“No,” he said. “As I told you yesterday, you have two of the McNabbs in your working gang, and they have had a thousand chances to extinguish you since you came down here. Besides, I’ve been over in the Pocket neighborhood to-day, and have found out a lot about the clan McNabb. They’re perfectly harmless, I should say. I ran across both Morgan and Sill, and they took me in and fed me fat bacon and corn pone. It is all of ten miles to their shack in the Pocket, and they would have had to walk out to get on this side of Pisgah.

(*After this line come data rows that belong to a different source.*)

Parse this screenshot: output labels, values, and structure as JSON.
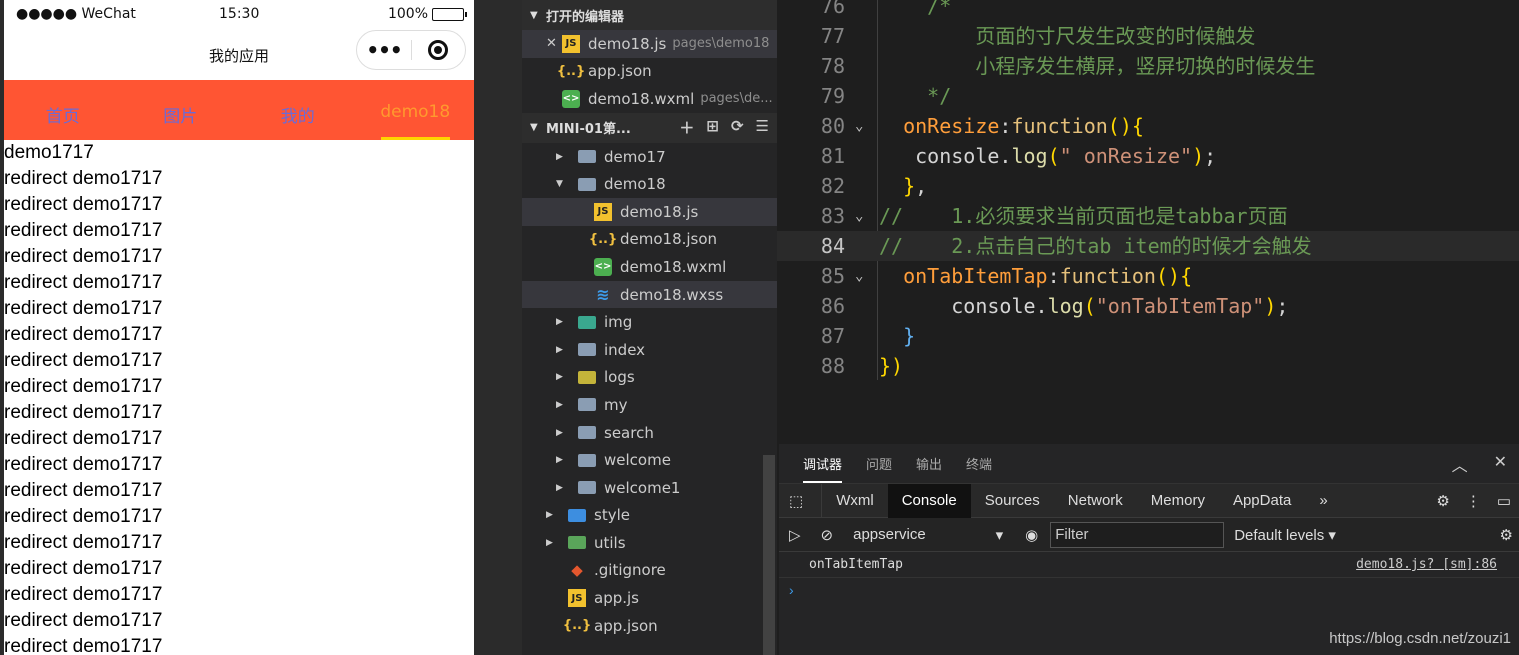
{
  "phone": {
    "carrier": "●●●●● WeChat",
    "time": "15:30",
    "battery": "100%",
    "nav_title": "我的应用",
    "tabs": [
      {
        "label": "首页",
        "active": false
      },
      {
        "label": "图片",
        "active": false
      },
      {
        "label": "我的",
        "active": false
      },
      {
        "label": "demo18",
        "active": true
      }
    ],
    "lines": [
      "demo1717",
      "redirect demo1717",
      "redirect demo1717",
      "redirect demo1717",
      "redirect demo1717",
      "redirect demo1717",
      "redirect demo1717",
      "redirect demo1717",
      "redirect demo1717",
      "redirect demo1717",
      "redirect demo1717",
      "redirect demo1717",
      "redirect demo1717",
      "redirect demo1717",
      "redirect demo1717",
      "redirect demo1717",
      "redirect demo1717",
      "redirect demo1717",
      "redirect demo1717",
      "redirect demo1717"
    ]
  },
  "explorer": {
    "open_editors_title": "打开的编辑器",
    "open_editors": [
      {
        "name": "demo18.js",
        "path": "pages\\demo18",
        "icon": "js",
        "closeable": true
      },
      {
        "name": "app.json",
        "path": "",
        "icon": "json",
        "closeable": false
      },
      {
        "name": "demo18.wxml",
        "path": "pages\\de...",
        "icon": "wxml",
        "closeable": false
      }
    ],
    "project_title": "MINI-01第...",
    "tree": [
      {
        "name": "demo17",
        "type": "folder",
        "level": 2,
        "expanded": false
      },
      {
        "name": "demo18",
        "type": "folder",
        "level": 2,
        "expanded": true
      },
      {
        "name": "demo18.js",
        "type": "js",
        "level": 3,
        "selected": true
      },
      {
        "name": "demo18.json",
        "type": "json",
        "level": 3
      },
      {
        "name": "demo18.wxml",
        "type": "wxml",
        "level": 3
      },
      {
        "name": "demo18.wxss",
        "type": "wxss",
        "level": 3,
        "selected": true
      },
      {
        "name": "img",
        "type": "folder-img",
        "level": 2,
        "expanded": false
      },
      {
        "name": "index",
        "type": "folder",
        "level": 2,
        "expanded": false
      },
      {
        "name": "logs",
        "type": "folder-logs",
        "level": 2,
        "expanded": false
      },
      {
        "name": "my",
        "type": "folder",
        "level": 2,
        "expanded": false
      },
      {
        "name": "search",
        "type": "folder",
        "level": 2,
        "expanded": false
      },
      {
        "name": "welcome",
        "type": "folder",
        "level": 2,
        "expanded": false
      },
      {
        "name": "welcome1",
        "type": "folder",
        "level": 2,
        "expanded": false
      },
      {
        "name": "style",
        "type": "folder-style",
        "level": 1,
        "expanded": false
      },
      {
        "name": "utils",
        "type": "folder-utils",
        "level": 1,
        "expanded": false
      },
      {
        "name": ".gitignore",
        "type": "git",
        "level": 1
      },
      {
        "name": "app.js",
        "type": "js",
        "level": 1
      },
      {
        "name": "app.json",
        "type": "json",
        "level": 1
      }
    ]
  },
  "editor": {
    "current_line": "84",
    "lines": [
      {
        "n": "76",
        "fold": "",
        "html": "    <span class='c-com'>/*</span>"
      },
      {
        "n": "77",
        "fold": "",
        "html": "        <span class='c-com'>页面的寸尺发生改变的时候触发</span>"
      },
      {
        "n": "78",
        "fold": "",
        "html": "        <span class='c-com'>小程序发生横屏，竖屏切换的时候发生</span>"
      },
      {
        "n": "79",
        "fold": "",
        "html": "    <span class='c-com'>*/</span>"
      },
      {
        "n": "80",
        "fold": "⌄",
        "html": "  <span class='c-prop'>onResize</span><span class='c-plain'>:</span><span class='c-key'>function</span><span class='c-y'>()</span><span class='c-y'>{</span>"
      },
      {
        "n": "81",
        "fold": "",
        "html": "   <span class='c-plain'>console</span><span class='c-plain'>.</span><span class='c-fn'>log</span><span class='c-y'>(</span><span class='c-str'>\" onResize\"</span><span class='c-y'>)</span><span class='c-plain'>;</span>"
      },
      {
        "n": "82",
        "fold": "",
        "html": "  <span class='c-y'>}</span><span class='c-plain'>,</span>"
      },
      {
        "n": "83",
        "fold": "⌄",
        "html": "<span class='c-com'>//    1.必须要求当前页面也是tabbar页面</span>"
      },
      {
        "n": "84",
        "fold": "",
        "html": "<span class='c-com'>//    2.点击自己的tab item的时候才会触发</span>"
      },
      {
        "n": "85",
        "fold": "⌄",
        "html": "  <span class='c-prop'>onTabItemTap</span><span class='c-plain'>:</span><span class='c-key'>function</span><span class='c-y'>()</span><span class='c-y'>{</span>"
      },
      {
        "n": "86",
        "fold": "",
        "html": "      <span class='c-plain'>console</span><span class='c-plain'>.</span><span class='c-fn'>log</span><span class='c-y'>(</span><span class='c-str'>\"onTabItemTap\"</span><span class='c-y'>)</span><span class='c-plain'>;</span>"
      },
      {
        "n": "87",
        "fold": "",
        "html": "  <span class='c-blue'>}</span>"
      },
      {
        "n": "88",
        "fold": "",
        "html": "<span class='c-y'>}</span><span class='c-y'>)</span>"
      }
    ]
  },
  "devtools": {
    "top_tabs": [
      "调试器",
      "问题",
      "输出",
      "终端"
    ],
    "panel_tabs": [
      "Wxml",
      "Console",
      "Sources",
      "Network",
      "Memory",
      "AppData"
    ],
    "active_panel": "Console",
    "context": "appservice",
    "filter_placeholder": "Filter",
    "levels": "Default levels ▾",
    "log_text": "onTabItemTap",
    "log_source": "demo18.js? [sm]:86"
  },
  "watermark": "https://blog.csdn.net/zouzi1"
}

Besides that, Wilmerding gave me a lot of pointers about the McNabb tribe.”
“Who is Wilmerding?”
“He is the man who rode down the mountain with Hartridge and me, and made the quick dash for the up-train. He is the chief of staff for the C. C. & I. in the Wehatchee Valley; has the oversight of all the various mines of the company. He is a fine fellow; a mining engineer with a few German university finishing touches.”

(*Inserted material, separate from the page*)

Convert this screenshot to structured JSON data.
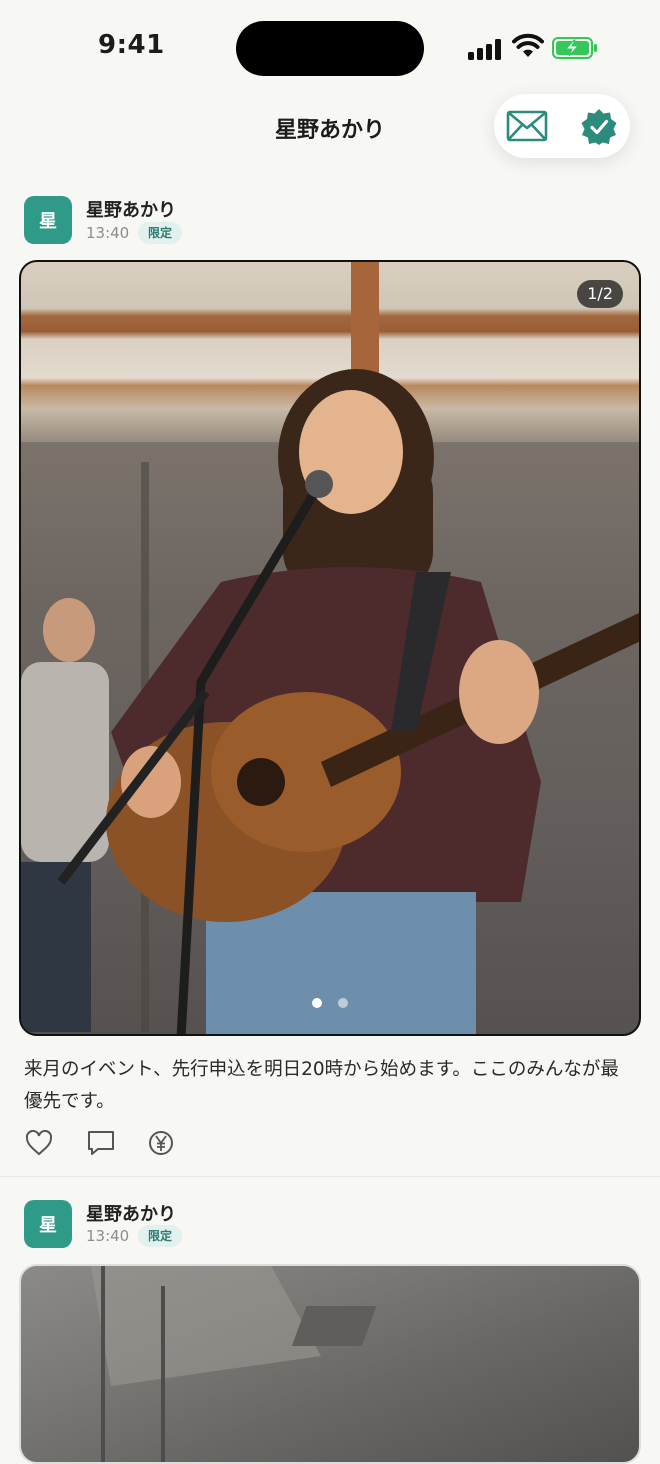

“How did you happen to meet him?”
“I hunted him up this morning; drove down to the Cardiff Mine for that purpose. They told me yesterday at Whitlow that he was at the Cardiff. I found him, and we foregathered on the spot. He is having some labor troubles, and was about to drive over the mountain to the Swiss settlement at New Basel to see if he couldn’t pick up a little new blood. I didn’t have to persuade very hard to get him to abandon his horse and buckboard, and I drove him over and back.”

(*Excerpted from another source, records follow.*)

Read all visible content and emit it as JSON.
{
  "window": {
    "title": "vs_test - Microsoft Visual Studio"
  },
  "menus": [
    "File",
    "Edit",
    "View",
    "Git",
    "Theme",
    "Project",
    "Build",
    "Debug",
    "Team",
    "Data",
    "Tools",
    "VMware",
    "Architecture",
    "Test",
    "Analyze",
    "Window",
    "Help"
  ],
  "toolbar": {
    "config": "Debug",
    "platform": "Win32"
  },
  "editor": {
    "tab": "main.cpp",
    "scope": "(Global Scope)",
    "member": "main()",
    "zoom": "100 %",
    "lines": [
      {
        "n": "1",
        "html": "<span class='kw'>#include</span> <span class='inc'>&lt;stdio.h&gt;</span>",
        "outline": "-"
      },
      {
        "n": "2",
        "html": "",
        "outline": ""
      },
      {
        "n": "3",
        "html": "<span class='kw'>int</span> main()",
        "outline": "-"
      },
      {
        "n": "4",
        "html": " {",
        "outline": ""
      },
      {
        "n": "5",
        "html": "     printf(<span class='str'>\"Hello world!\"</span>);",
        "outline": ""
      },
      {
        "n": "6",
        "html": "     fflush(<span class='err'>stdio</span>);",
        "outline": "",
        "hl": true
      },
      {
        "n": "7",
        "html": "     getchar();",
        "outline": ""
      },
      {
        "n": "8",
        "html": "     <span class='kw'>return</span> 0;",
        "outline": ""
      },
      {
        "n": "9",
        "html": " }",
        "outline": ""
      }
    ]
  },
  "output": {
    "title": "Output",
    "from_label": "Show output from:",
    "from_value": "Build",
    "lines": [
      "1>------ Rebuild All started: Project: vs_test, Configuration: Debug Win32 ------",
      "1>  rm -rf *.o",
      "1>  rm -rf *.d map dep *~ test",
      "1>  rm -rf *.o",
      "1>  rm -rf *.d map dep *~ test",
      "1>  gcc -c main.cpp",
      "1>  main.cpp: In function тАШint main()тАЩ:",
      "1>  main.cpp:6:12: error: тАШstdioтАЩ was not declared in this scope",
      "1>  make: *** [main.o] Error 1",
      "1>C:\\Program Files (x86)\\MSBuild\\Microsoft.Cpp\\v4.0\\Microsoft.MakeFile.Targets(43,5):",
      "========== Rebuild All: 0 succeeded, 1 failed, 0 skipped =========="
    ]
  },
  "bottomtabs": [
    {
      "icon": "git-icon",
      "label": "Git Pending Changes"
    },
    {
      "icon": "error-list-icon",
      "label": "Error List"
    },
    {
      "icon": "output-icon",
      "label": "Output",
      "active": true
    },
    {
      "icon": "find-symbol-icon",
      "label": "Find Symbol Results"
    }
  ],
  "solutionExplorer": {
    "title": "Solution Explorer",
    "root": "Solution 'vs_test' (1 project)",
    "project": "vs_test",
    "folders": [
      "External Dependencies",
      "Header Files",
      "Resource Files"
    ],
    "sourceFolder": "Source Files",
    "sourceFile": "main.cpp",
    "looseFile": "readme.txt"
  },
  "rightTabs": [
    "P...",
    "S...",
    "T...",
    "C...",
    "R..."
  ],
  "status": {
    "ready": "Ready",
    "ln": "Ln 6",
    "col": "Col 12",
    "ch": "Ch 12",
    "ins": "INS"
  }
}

“He is all right, you think?”
“As straight as a string. If the C. C. & I. is crooked, he is no party to the underhand work. Also, he told me a lot about the McNabbs. He seems to be quite certain that they have no grudge of their own to work off. Laster McNabb, who is the grandfather of the outfit and the chief of the clan, has talked very freely with Wilmerding about the Ocoee lawsuit, and if the McNabbs have it in for anybody, it is for the lawyer who dragged them into the fight with the New Englanders.”
Tregarvon stood up to rest an elbow against the rough stone mantel. “If your estimate of Wilmerding is correct, the C. C. & I. can’t be held responsible; and, on the other hand, it doesn’t seem to be the mountaineers. Yet we have had the accidents with the drilling machinery, and somebody has just tried to assassinate you. You may say it’s Hartridge, but I can’t follow you there. The motive is lacking.”
“Is the motive altogether lacking?” Carfax queried gently.
“You mean that Hartridge may be asinine enough to think that I am trespassing on his preserves at Highmount? That is nonsense. Miss Richardia Birrell and I are merely good friends. Besides that, I don’t believe she has ever given the ‘bug professor’ a second thought, sentimentally.”